In that case, the driver got behind the wheel even though she had gone 24 hours without sleep. She got into an accident and killed one and injured 11.

In the present case, John, a market stallholder, was “momentarily distracted” by traffic on a side road while driving down Outram Road in the evening of Nov 13, 2015.

Although Wong was jaywalking, John would have had “ample time” to notice and avoid the pedestrian, had he been paying attention to the road ahead, said DPP Koh.

Wong was dressed in light-coloured clothing and was not dashing across the road, she added. And because the accident happened at about 7.14pm, it would “still have been fairly bright”.

Jaywalking across roads in built-up areas is also “reasonably foreseeable”, the prosecutor said, pointing to how the High Court had in the past held that drivers need to be alert at all times to pedestrians crossing the road indiscriminately.

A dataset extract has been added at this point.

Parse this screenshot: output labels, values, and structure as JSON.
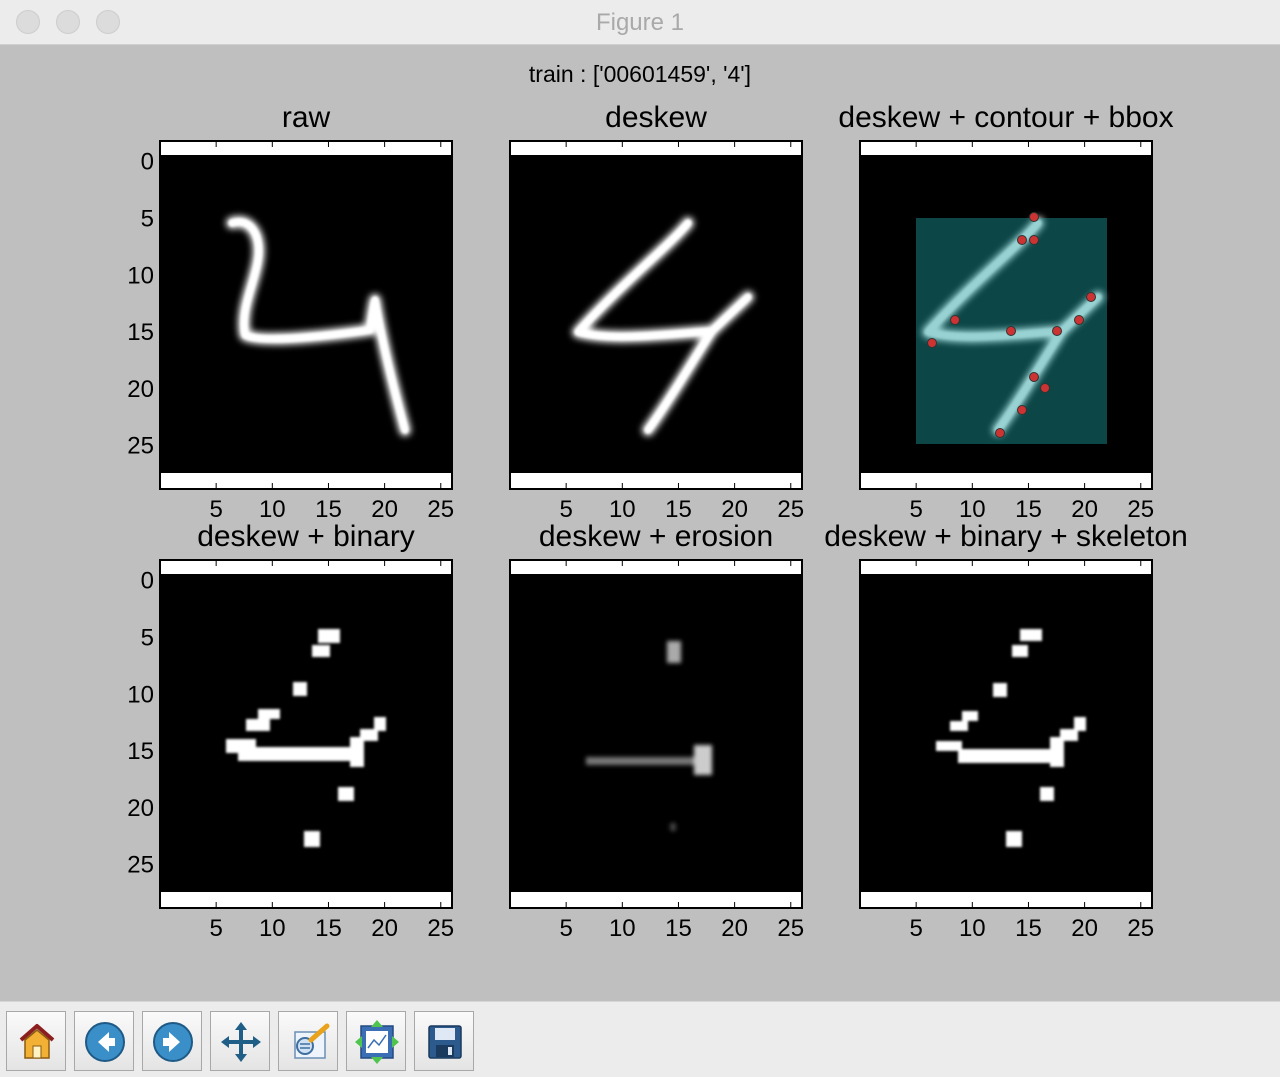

While victims’ acts of jaywalking may reduce the offender’s culpability in some cases, this was not one of them, she stressed.

“A reasonable and prudent driver would not be expected to focus on only one point when driving, but to scan the road and its immediate surroundings,” said DPP Koh.

John displayed a high degree of negligence as he would have “easily spotted the deceased walking across the road if he had kept a proper lookout”, she added.

The fact that John had knocked down a young cyclist just three weeks before this fatal accident, while driving the same van, also points to his significant culpability, DPP Koh said — an argument Justice Tay agreed with.

John pleaded guilty in March to one charge of negligently causing the death of Wong. In relation to the accident involving a nine-year-old cyclist while driving along Jalan Bukit Merah, a charge he faced for causing grievous hurt was taken into consideration for the purposes of sentencing.

Besides his sentence being enhanced to a jail term, John’s five-year disqualification from driving was upheld by the court.